Regarding to IfcXML I asked a question here which I think can improve it

CC: @TLiebich

Great job, Jeffrey!

I’m in the process of formatting the Implementation Agreements and getting them posted to the new Standards Server with links from the Technical website. Be on the lookout for this to be up and running before the end of the month.

1 Like

Can the IFC GUID page be updated to describe the actual procedure to base64 encode a GlobalId? See this thread describing the difference between a standard base64 encode and the IFC base64 encode, which is different.

@Moult I’m going to need more input/guidance from the @Model_Support_Group (like @TLiebich, @jonm, or @mweise) before I can do that. Hopefully they’ll see this soon and respond.

2 Likes

Also pinging @aothms since he did respond on the discussion thread (perhaps his wording can be used verbatim, as he described it pretty succinctly?), and is an MSG member, and also his Python implementation is already linked to on that page anyway :slight_smile:

There are at least two more code examples:

I am not sure if there has been any better documentation about GUID compression in the past. I guess it was seen as a straight-forward bit encoding task.

My short explanation: A 128 bit UUID (32 hex characters -> 32 by 4 bit) needs to be regrouped into 22 by 6 bit, whereas the regrouping starts with the rightmost bit. As 128 can not be divided by 6, the leftmost character will be based on two bits only, leading to characters 0, 1, 2 or 3 (as already discussed).

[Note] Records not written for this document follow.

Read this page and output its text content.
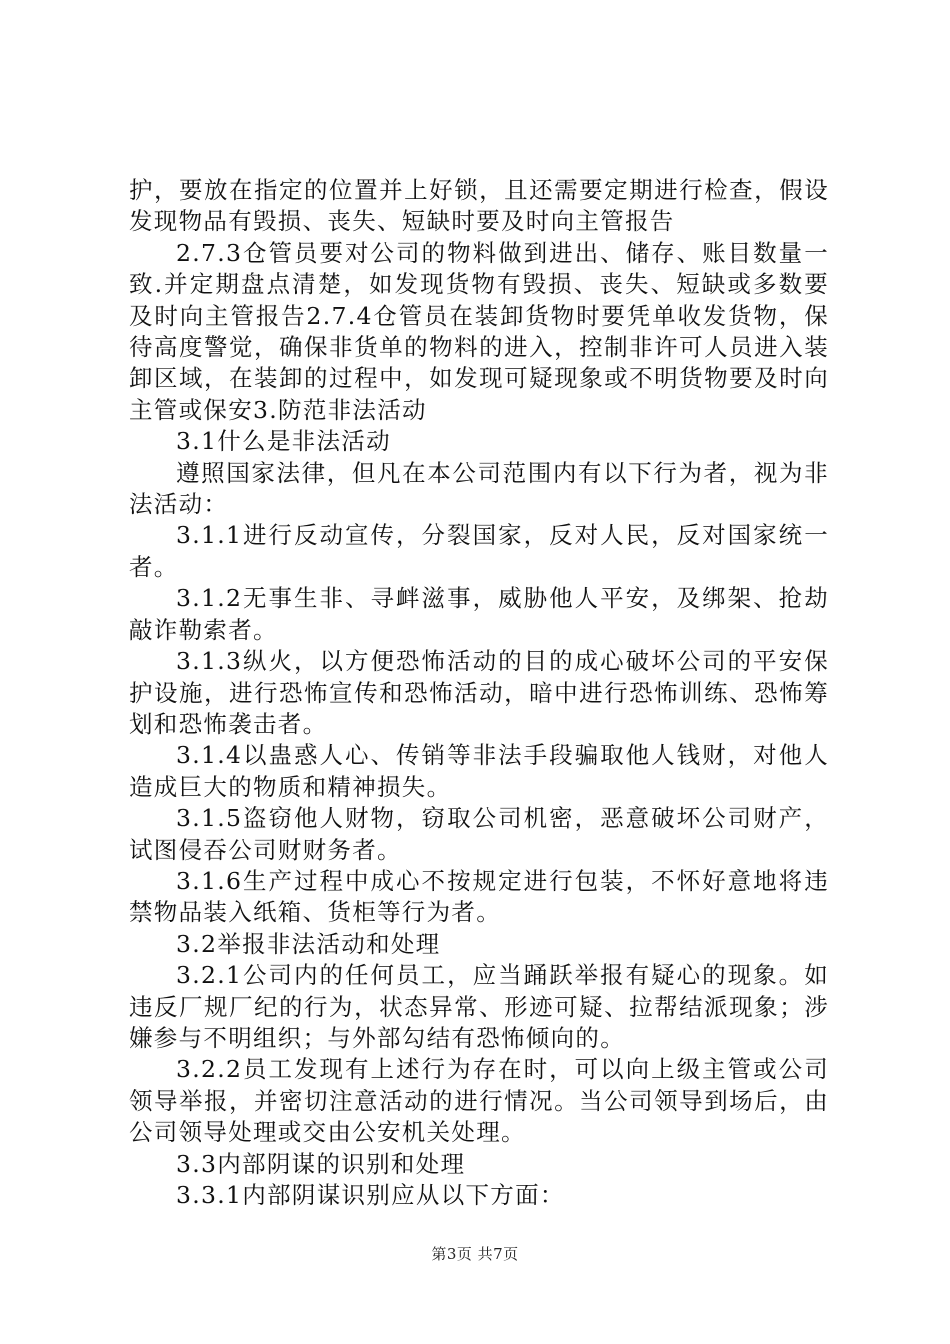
护，要放在指定的位置并上好锁，且还需要定期进行检查，假设发现物品有毁损、丧失、短缺时要及时向主管报告

2.7.3仓管员要对公司的物料做到进出、储存、账目数量一致.并定期盘点清楚，如发现货物有毁损、丧失、短缺或多数要及时向主管报告2.7.4仓管员在装卸货物时要凭单收发货物，保待高度警觉，确保非货单的物料的进入，控制非许可人员进入装卸区域，在装卸的过程中，如发现可疑现象或不明货物要及时向主管或保安3.防范非法活动

3.1什么是非法活动

遵照国家法律，但凡在本公司范围内有以下行为者，视为非法活动：

3.1.1进行反动宣传，分裂国家，反对人民，反对国家统一者。

3.1.2无事生非、寻衅滋事，威胁他人平安，及绑架、抢劫敲诈勒索者。

3.1.3纵火，以方便恐怖活动的目的成心破坏公司的平安保护设施，进行恐怖宣传和恐怖活动，暗中进行恐怖训练、恐怖筹划和恐怖袭击者。

3.1.4以蛊惑人心、传销等非法手段骗取他人钱财，对他人造成巨大的物质和精神损失。

3.1.5盗窃他人财物，窃取公司机密，恶意破坏公司财产，试图侵吞公司财财务者。

3.1.6生产过程中成心不按规定进行包装，不怀好意地将违禁物品装入纸箱、货柜等行为者。

3.2举报非法活动和处理

3.2.1公司内的任何员工，应当踊跃举报有疑心的现象。如违反厂规厂纪的行为，状态异常、形迹可疑、拉帮结派现象；涉嫌参与不明组织；与外部勾结有恐怖倾向的。

3.2.2员工发现有上述行为存在时，可以向上级主管或公司领导举报，并密切注意活动的进行情况。当公司领导到场后，由公司领导处理或交由公安机关处理。

3.3内部阴谋的识别和处理

3.3.1内部阴谋识别应从以下方面：

第3页 共7页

Does that explanation help? I am fine with adding additional information to the documentation or the buildingsmart website.

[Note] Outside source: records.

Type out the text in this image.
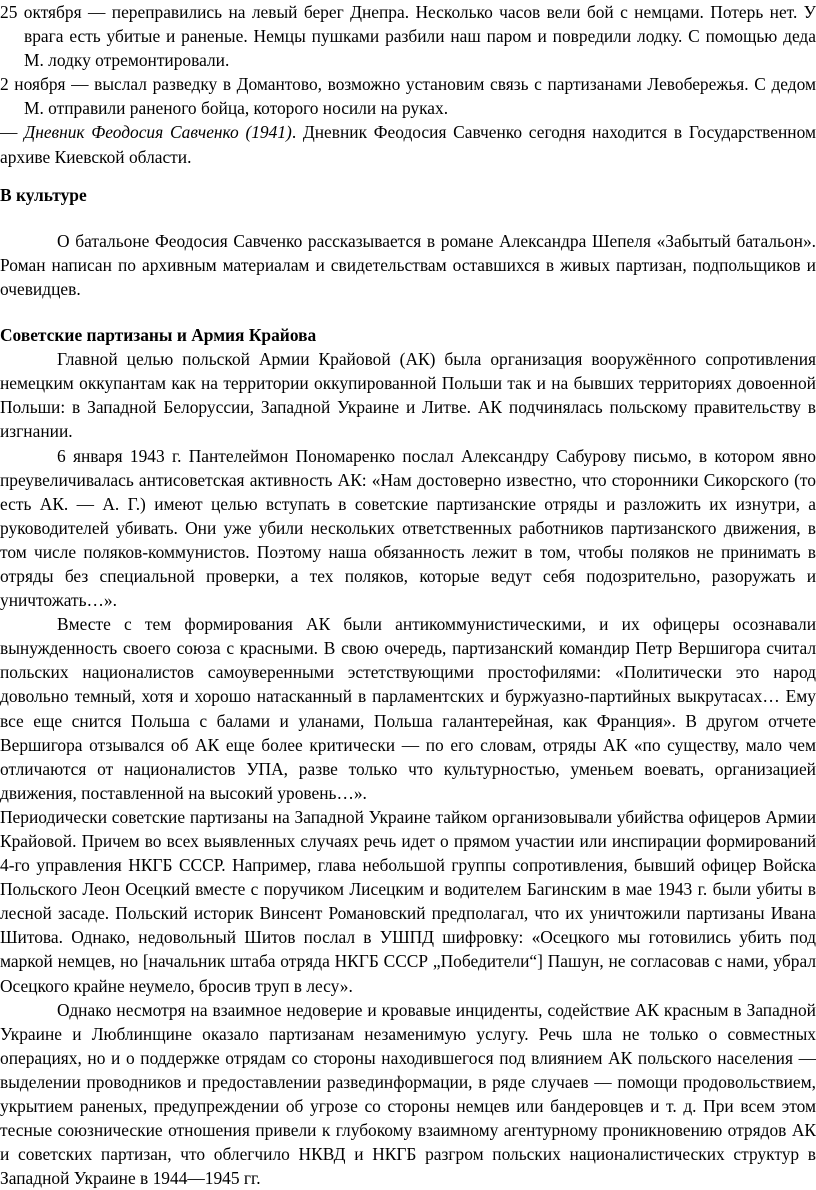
25 октября — переправились на левый берег Днепра. Несколько часов вели бой с немцами. Потерь нет. У врага есть убитые и раненые. Немцы пушками разбили наш паром и повредили лодку. С помощью деда М. лодку отремонтировали.

2 ноября — выслал разведку в Домантово, возможно установим связь с партизанами Левобережья. С дедом М. отправили раненого бойца, которого носили на руках.

— Дневник Феодосия Савченко (1941). Дневник Феодосия Савченко сегодня находится в Государственном архиве Киевской области.

В культуре

О батальоне Феодосия Савченко рассказывается в романе Александра Шепеля «Забытый батальон». Роман написан по архивным материалам и свидетельствам оставшихся в живых партизан, подпольщиков и очевидцев.

Советские партизаны и Армия Крайова

Главной целью польской Армии Крайовой (АК) была организация вооружённого сопротивления немецким оккупантам как на территории оккупированной Польши так и на бывших территориях довоенной Польши: в Западной Белоруссии, Западной Украине и Литве. АК подчинялась польскому правительству в изгнании.

6 января 1943 г. Пантелеймон Пономаренко послал Александру Сабурову письмо, в котором явно преувеличивалась антисоветская активность АК: «Нам достоверно известно, что сторонники Сикорского (то есть АК. — А. Г.) имеют целью вступать в советские партизанские отряды и разложить их изнутри, а руководителей убивать. Они уже убили нескольких ответственных работников партизанского движения, в том числе поляков-коммунистов. Поэтому наша обязанность лежит в том, чтобы поляков не принимать в отряды без специальной проверки, а тех поляков, которые ведут себя подозрительно, разоружать и уничтожать…».

Вместе с тем формирования АК были антикоммунистическими, и их офицеры осознавали вынужденность своего союза с красными. В свою очередь, партизанский командир Петр Вершигора считал польских националистов самоуверенными эстетствующими простофилями: «Политически это народ довольно темный, хотя и хорошо натасканный в парламентских и буржуазно-партийных выкрутасах… Ему все еще снится Польша с балами и уланами, Польша галантерейная, как Франция». В другом отчете Вершигора отзывался об АК еще более критически — по его словам, отряды АК «по существу, мало чем отличаются от националистов УПА, разве только что культурностью, уменьем воевать, организацией движения, поставленной на высокий уровень…».

Периодически советские партизаны на Западной Украине тайком организовывали убийства офицеров Армии Крайовой. Причем во всех выявленных случаях речь идет о прямом участии или инспирации формирований 4-го управления НКГБ СССР. Например, глава небольшой группы сопротивления, бывший офицер Войска Польского Леон Осецкий вместе с поручиком Лисецким и водителем Багинским в мае 1943 г. были убиты в лесной засаде. Польский историк Винсент Романовский предполагал, что их уничтожили партизаны Ивана Шитова. Однако, недовольный Шитов послал в УШПД шифровку: «Осецкого мы готовились убить под маркой немцев, но [начальник штаба отряда НКГБ СССР „Победители“] Пашун, не согласовав с нами, убрал Осецкого крайне неумело, бросив труп в лесу».

Однако несмотря на взаимное недоверие и кровавые инциденты, содействие АК красным в Западной Украине и Люблинщине оказало партизанам незаменимую услугу. Речь шла не только о совместных операциях, но и о поддержке отрядам со стороны находившегося под влиянием АК польского населения — выделении проводников и предоставлении развединформации, в ряде случаев — помощи продовольствием, укрытием раненых, предупреждении об угрозе со стороны немцев или бандеровцев и т. д. При всем этом тесные союзнические отношения привели к глубокому взаимному агентурному проникновению отрядов АК и советских партизан, что облегчило НКВД и НКГБ разгром польских националистических структур в Западной Украине в 1944—1945 гг.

Clarification of the UUID generation algorithm is another topic.

@mweise, it sounded like a straightforward bit encoding task, but as you can see when implemented using completely standard libraries as a one-liner in Python, the results are different (due to the order of bits). A lack of clarification of byte ordering results in this problem. You can see the code that shows standard libraries output something else here.

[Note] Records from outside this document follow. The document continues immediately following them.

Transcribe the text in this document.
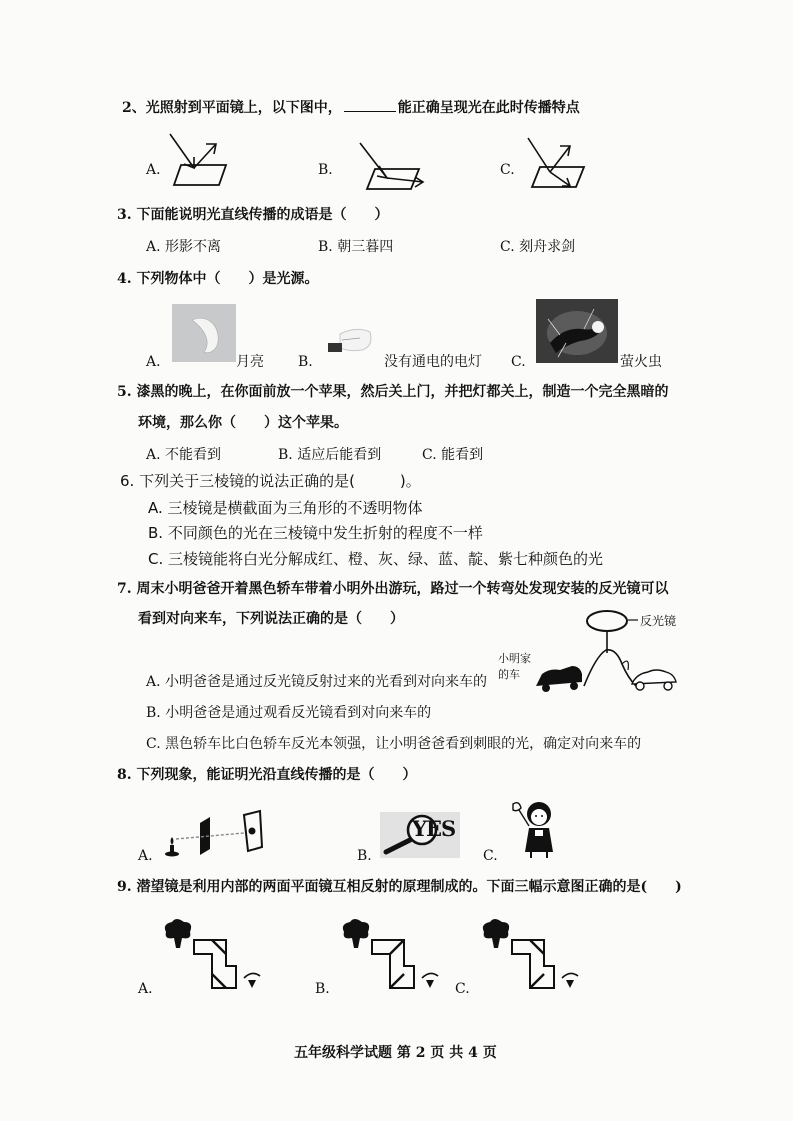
2、光照射到平面镜上，以下图中，	能正确呈现光在此时传播特点
A.	B.	C.
3. 下面能说明光直线传播的成语是（　　）
A. 形影不离	B. 朝三暮四	C. 刻舟求剑
4. 下列物体中（　　）是光源。
A.	月亮 B.	没有通电的电灯 C.	萤火虫
5. 漆黑的晚上，在你面前放一个苹果，然后关上门，并把灯都关上，制造一个完全黑暗的
环境，那么你（　　）这个苹果。
A. 不能看到	B. 适应后能看到	C. 能看到
6. 下列关于三棱镜的说法正确的是(　　　)。
A. 三棱镜是横截面为三角形的不透明物体
B. 不同颜色的光在三棱镜中发生折射的程度不一样
C. 三棱镜能将白光分解成红、橙、灰、绿、蓝、靛、紫七种颜色的光
7. 周末小明爸爸开着黑色轿车带着小明外出游玩，路过一个转弯处发现安装的反光镜可以
看到对向来车，下列说法正确的是（　　）	反光镜
小明家
的车
A. 小明爸爸是通过反光镜反射过来的光看到对向来车的
B. 小明爸爸是通过观看反光镜看到对向来车的
C. 黑色轿车比白色轿车反光本领强，让小明爸爸看到刺眼的光，确定对向来车的
8. 下列现象，能证明光沿直线传播的是（　　）
A.	B.
YES
C.
9. 潜望镜是利用内部的两面平面镜互相反射的原理制成的。下面三幅示意图正确的是(　　)
A.	B.	C.
五年级科学试题 第 2 页 共 4 页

You can see that the Wikipedia article on base64 encoding also specifies:

Groups of 6 bits (6 bits have a maximum of 26 = 64 different binary values) are converted into individual numbers from left to right

This base64 conversion website also confirms that encoding is left to right.

Therefore, a clarification that the base64 encoding deviates from the standard and instead is done right to left should be documented.

@aothms 's explanation also specifies some rules which are clearly not as simple as a standard base64 encode, which is what the documentation currently implies.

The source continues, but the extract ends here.